Why we grow up loving the music our parents played, according to science
I appreciate that this isn’t going to help my credit among the jaded audience who believe that music journalists should only be people who lived through some of the canon’s most seismic events. But, dear reader, I have a confession to make: I’m actually a Gen Z.
I can already feel the troll comments being typed in my waters, but here’s something to stop you in your tracks before you do: did you know that we might just be the generation most appreciative of our parents’ favourite music? Yes, that’s right: everything from the 1960s to ‘80s, we love just as much as the sounds of today.
Speaking from my own personal experience, I can attest to this being true. I’ve previously waxed lyrical about how Thin Lizzy’s Jailbreak was one of the most pivotal albums of my childhood due to my dad’s love for the band, and the same can be said for my formative sonic memories, consisting of everything from The Beatles to The Supremes to The Pet Shop Boys.
Although it seems a pretty obvious theory to me as to why the music my parents played me in my youth has remained a constant in my listening patterns to this day, it has now been officially confirmed by science.

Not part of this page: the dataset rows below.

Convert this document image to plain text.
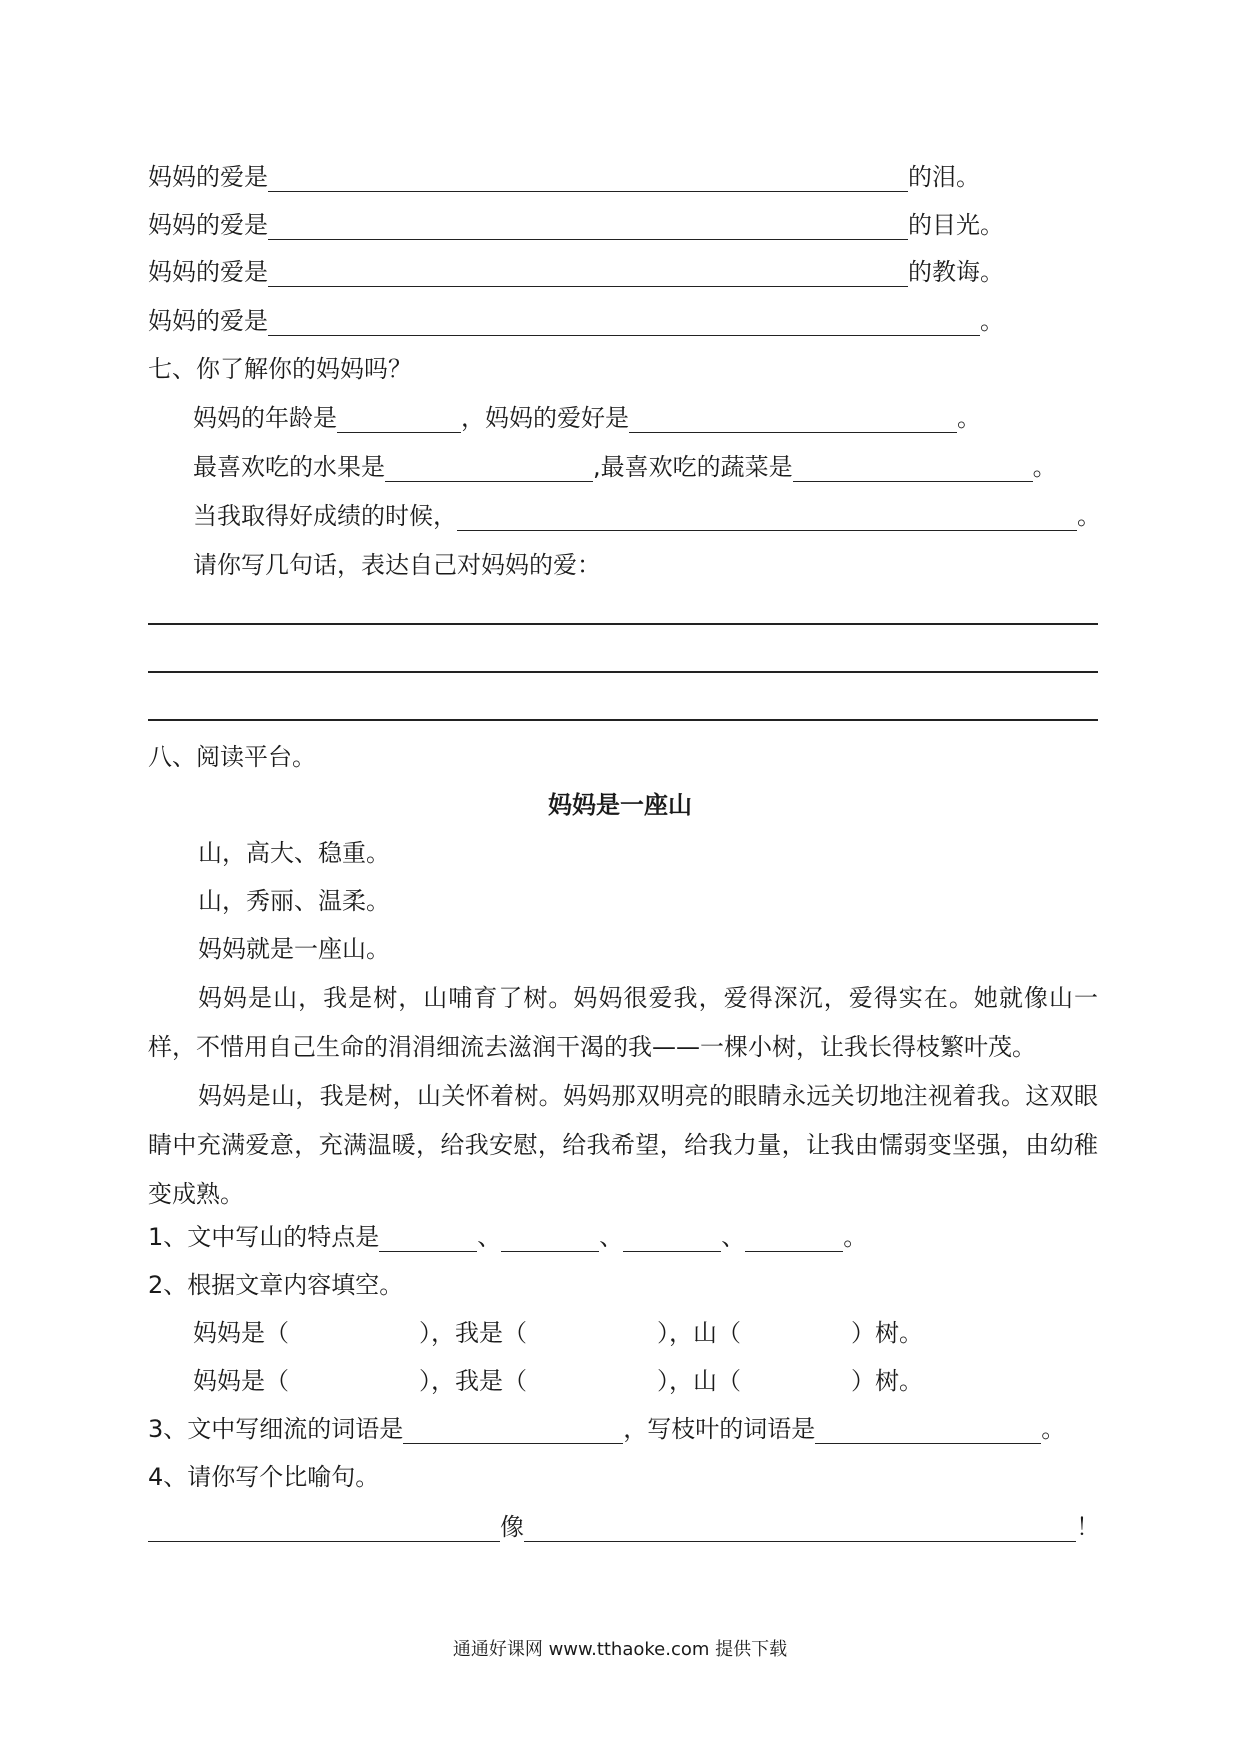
妈妈的爱是	的泪。
妈妈的爱是	的目光。
妈妈的爱是	的教诲。
妈妈的爱是	。
七、你了解你的妈妈吗？
妈妈的年龄是	，妈妈的爱好是	。
最喜欢吃的水果是	,最喜欢吃的蔬菜是	。
当我取得好成绩的时候，	。
请你写几句话，表达自己对妈妈的爱：
八、阅读平台。
妈妈是一座山
山，高大、稳重。
山，秀丽、温柔。
妈妈就是一座山。
妈妈是山，我是树，山哺育了树。妈妈很爱我，爱得深沉，爱得实在。她就像山一样，不惜用自己生命的涓涓细流去滋润干渴的我——一棵小树，让我长得枝繁叶茂。
妈妈是山，我是树，山关怀着树。妈妈那双明亮的眼睛永远关切地注视着我。这双眼睛中充满爱意，充满温暖，给我安慰，给我希望，给我力量，让我由懦弱变坚强，由幼稚变成熟。
1、文中写山的特点是	、	、	、	。
2、根据文章内容填空。
妈妈是（	），我是（	），山（	）树。
妈妈是（	），我是（	），山（	）树。
3、文中写细流的词语是	，写枝叶的词语是	。
4、请你写个比喻句。
像	！
通通好课网 www.tthaoke.com 提供下载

Researchers took a sample of students, at an average age of 20 years old, and found that the music they had the strongest and most positive memories of was their parents’ tunes.
It was also cemented by the fact that the music regularly rotated throughout a person’s adolescence and early adulthood, and the soundtracks were most likely to stick with them throughout the remainder of their lives. If you’re a parent, you should know what to do by now – play your kid the music you love, and you’re sure to make them a diehard fan.
In my own case, it goes a long way to explaining why my music taste is so varied and eclectic. Plus, when it then gets mixed in with the sounds I’ve accrued of my own volition, the daily listening mix can get pretty weird, to say the least. Now that I’m thinking about it, it also does a fair amount of heavy lifting when it comes to the fact that I work in this job.
I have to say, I feel rather justified now, after I was given my fair share of grief in my teenage years for enjoying the ‘60s psychedelics of The Beatles or the stirring power of Motown, interspersed with the usual rounds of One Direction and Lewis Capaldi. My friends may not have appreciated it yet, but surely the power of science has caught up with them now.
Given that the frontal lobe doesn’t complete its development until a person turns 25, I still have two years for my formative music tastes to reach their full potential. If my parents are reading this, feel free to throw any and all recommendations at me; I’ll be more than happy to hear them. I might live to regret writing that in print.
Yet the fact remains, through it all, that science is the major leading factor that dictates the course of our lives, in everything from our personalities to the music we love. For some people, the biological odds have not been in their favour in terms of the tunes they rotate time and time again, but for others, it’s a case of natural selection doing just the right job.